Irrationally I’m angry, so angry I struggle violently to break free. Frey tightens his grip until I can scarcely move. When I stop fighting, he still doesn’t loosen his grip. He bends his face close and whispers in my ear, “When you got back from Mexico, you told me that you didn’t turn Max because you couldn’t be sure that it was what he wanted. That you wouldn’t do to someone else what had been done to you. Is that what you’re thinking now? That you’ll ask your mother if she wants to be turned? Do you realize what that means? Her life—your Dad’s life, Trish’s life—nothing will ever be the same.”

He pushes back now, tilts my chin up so that I’m looking into his eyes. “Think about it, Anna. You have so little time left to spend with her. Once you tell her that you’re vampire, regardless of her decision, your relationship with your mother will be changed.”

A wave of fatigue overtakes me. Everything Frey says is true. But another truth interjects itself as well. I don’t want my mother to die. Trish needs her. My dad needs her. I need her.

I close my eyes and lean my head wearily against Frey’s chest. Maybe I’m being selfish, but if I didn’t at least offer her the alternative to what she’s facing, I will never forgive myself.

Frey glances at his watch. “Listen, Trish won’t be home for another hour. Why don’t you go upstairs and take a nap. You look exhausted. I’ll come and get you when Trish is ready to go to town.”

Numbly, I nod and get to my feet. “Are you coming with me?” I ask.

He smiles, slow and sweet. “If I come, how much sleep do you think you’ll get? No, I’ll go find your dad and John-John. I’d like to see that winepress myself.”

He steers me toward the house, then takes off down the path to the outbuildings where the wine is processed. I watch him go, glad that I didn’t tell him my decision. First chance I get to be alone with my mother, I’m going to tell her.

About what I am.

About what it could mean to her.

I have to.

* * *

I GO UPSTAIRS, PAUSING OUTSIDE MOM’S DOOR. IT’S
quiet inside her room, only the sound of her soft breathing. She seems to be resting quietly, no labored gasps, no moans of pain.

I could wake her now.

My heart flutters in my chest.

No. Better she rest.

No rest for me, though. Instead of stretching out on the bed, I sit at the window looking over the countryside and go over the ways I can explain to my mother what I am.

And imagining her responses.

There are only two, really.

She will be horrified and order me out of her house.

She will be horrified and have me committed.

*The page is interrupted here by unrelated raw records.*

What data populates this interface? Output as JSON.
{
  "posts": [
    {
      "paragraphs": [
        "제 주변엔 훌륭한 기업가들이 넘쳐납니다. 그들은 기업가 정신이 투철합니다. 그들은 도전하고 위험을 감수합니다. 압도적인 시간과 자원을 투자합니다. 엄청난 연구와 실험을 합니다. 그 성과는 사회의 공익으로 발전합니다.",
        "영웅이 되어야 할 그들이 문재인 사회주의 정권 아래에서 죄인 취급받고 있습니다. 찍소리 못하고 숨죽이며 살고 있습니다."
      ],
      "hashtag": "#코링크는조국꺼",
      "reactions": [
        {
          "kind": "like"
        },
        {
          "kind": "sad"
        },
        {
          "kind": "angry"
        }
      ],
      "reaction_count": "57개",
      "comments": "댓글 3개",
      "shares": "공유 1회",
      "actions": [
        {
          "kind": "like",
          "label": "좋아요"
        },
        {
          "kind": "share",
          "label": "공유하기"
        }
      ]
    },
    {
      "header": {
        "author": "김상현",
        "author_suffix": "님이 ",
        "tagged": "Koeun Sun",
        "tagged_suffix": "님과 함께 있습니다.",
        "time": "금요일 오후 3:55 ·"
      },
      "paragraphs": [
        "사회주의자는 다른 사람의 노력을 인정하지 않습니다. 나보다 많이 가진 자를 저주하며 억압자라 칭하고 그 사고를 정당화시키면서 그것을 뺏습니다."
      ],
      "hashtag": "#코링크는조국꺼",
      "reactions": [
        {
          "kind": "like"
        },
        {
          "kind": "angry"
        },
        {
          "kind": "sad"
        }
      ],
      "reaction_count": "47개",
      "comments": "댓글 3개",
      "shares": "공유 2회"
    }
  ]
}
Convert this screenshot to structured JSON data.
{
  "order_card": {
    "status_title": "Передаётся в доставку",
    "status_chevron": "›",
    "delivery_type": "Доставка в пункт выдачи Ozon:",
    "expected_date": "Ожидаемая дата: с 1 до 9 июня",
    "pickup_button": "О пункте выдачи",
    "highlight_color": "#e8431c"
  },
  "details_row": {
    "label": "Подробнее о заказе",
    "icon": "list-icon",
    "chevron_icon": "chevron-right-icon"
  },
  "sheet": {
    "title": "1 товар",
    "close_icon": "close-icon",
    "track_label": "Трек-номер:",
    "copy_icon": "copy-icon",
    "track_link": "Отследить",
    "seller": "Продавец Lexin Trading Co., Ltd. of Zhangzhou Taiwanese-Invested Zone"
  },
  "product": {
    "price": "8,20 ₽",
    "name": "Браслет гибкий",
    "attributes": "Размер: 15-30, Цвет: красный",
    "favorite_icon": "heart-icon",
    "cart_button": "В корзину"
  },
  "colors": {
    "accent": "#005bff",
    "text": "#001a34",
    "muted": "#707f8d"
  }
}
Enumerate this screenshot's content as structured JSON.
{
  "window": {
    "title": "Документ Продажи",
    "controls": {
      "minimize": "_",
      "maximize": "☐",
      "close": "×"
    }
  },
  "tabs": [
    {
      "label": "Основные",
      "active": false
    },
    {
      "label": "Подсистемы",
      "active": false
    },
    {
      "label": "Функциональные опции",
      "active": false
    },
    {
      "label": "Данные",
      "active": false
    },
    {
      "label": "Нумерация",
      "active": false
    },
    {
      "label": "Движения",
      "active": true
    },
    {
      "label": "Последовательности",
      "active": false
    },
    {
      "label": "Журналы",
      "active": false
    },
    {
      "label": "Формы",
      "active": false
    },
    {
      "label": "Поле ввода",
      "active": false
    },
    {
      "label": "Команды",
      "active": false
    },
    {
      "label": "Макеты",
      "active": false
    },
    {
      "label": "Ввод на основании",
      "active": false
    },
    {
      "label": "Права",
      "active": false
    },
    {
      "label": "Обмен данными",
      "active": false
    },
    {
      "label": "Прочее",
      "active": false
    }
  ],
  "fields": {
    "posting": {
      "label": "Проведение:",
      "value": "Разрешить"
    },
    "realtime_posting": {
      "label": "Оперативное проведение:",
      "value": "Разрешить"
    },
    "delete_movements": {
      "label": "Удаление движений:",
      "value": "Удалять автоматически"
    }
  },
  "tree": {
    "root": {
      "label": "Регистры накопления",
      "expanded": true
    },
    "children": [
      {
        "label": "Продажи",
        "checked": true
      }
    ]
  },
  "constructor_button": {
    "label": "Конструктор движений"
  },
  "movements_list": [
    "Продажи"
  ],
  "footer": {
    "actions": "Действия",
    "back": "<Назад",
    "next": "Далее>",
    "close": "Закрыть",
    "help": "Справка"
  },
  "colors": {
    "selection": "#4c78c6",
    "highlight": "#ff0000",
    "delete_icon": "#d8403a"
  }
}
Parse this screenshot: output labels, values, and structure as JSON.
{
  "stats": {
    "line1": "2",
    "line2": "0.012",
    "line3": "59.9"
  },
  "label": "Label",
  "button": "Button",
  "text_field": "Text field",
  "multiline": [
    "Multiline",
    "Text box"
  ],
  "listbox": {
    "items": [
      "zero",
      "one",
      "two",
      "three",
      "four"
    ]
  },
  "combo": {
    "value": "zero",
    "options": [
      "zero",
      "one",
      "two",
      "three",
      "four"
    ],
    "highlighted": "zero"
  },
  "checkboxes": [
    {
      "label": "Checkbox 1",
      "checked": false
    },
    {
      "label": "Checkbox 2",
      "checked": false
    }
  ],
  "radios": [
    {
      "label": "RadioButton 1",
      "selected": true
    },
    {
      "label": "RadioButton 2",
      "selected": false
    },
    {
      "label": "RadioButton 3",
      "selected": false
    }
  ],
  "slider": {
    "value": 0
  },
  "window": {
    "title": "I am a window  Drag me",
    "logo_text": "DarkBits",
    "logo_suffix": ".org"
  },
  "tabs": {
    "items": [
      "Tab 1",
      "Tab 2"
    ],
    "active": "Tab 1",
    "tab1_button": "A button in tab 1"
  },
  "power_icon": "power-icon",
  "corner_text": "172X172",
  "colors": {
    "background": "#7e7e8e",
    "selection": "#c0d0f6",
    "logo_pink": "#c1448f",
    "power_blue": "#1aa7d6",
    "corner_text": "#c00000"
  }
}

Frey is right. Do I dare risk our last few days together?

On the other hand, does it have to be our last few days?

What if Mom understands what I’m offering and is willing to accept it to stay with her family?

For how long?

Immortality is something I’m wrestling with all the time. Frey and I haven’t discussed it, but he knows the reality of our situation. He will age, naturally, gracefully, while I will stay forever the same. I will watch him die, John-John and Trish, too. And I will stay forever the same.

Can Mom cope with that? Watching Dad die—watching Trish and maybe her grandchildren from a self-imposed distance because they can never know the truth?

But she and I can be together, then, right?

Is that selfish?

Yes.

Still . . .

A car is coming down the drive—Trish’s ride from school. I go into the bathroom and splash cold water on my face. I will talk to Trish this afternoon. See how she’s holding up. She’s had a rough life and now this. It’s so damned unfair. Maybe she will help me decide what to do. Maybe her devastation at Mom’s loss will tilt the scales in favor of presenting my case.

Maybe I’m grasping at something, anything, to take the decision out of my hands.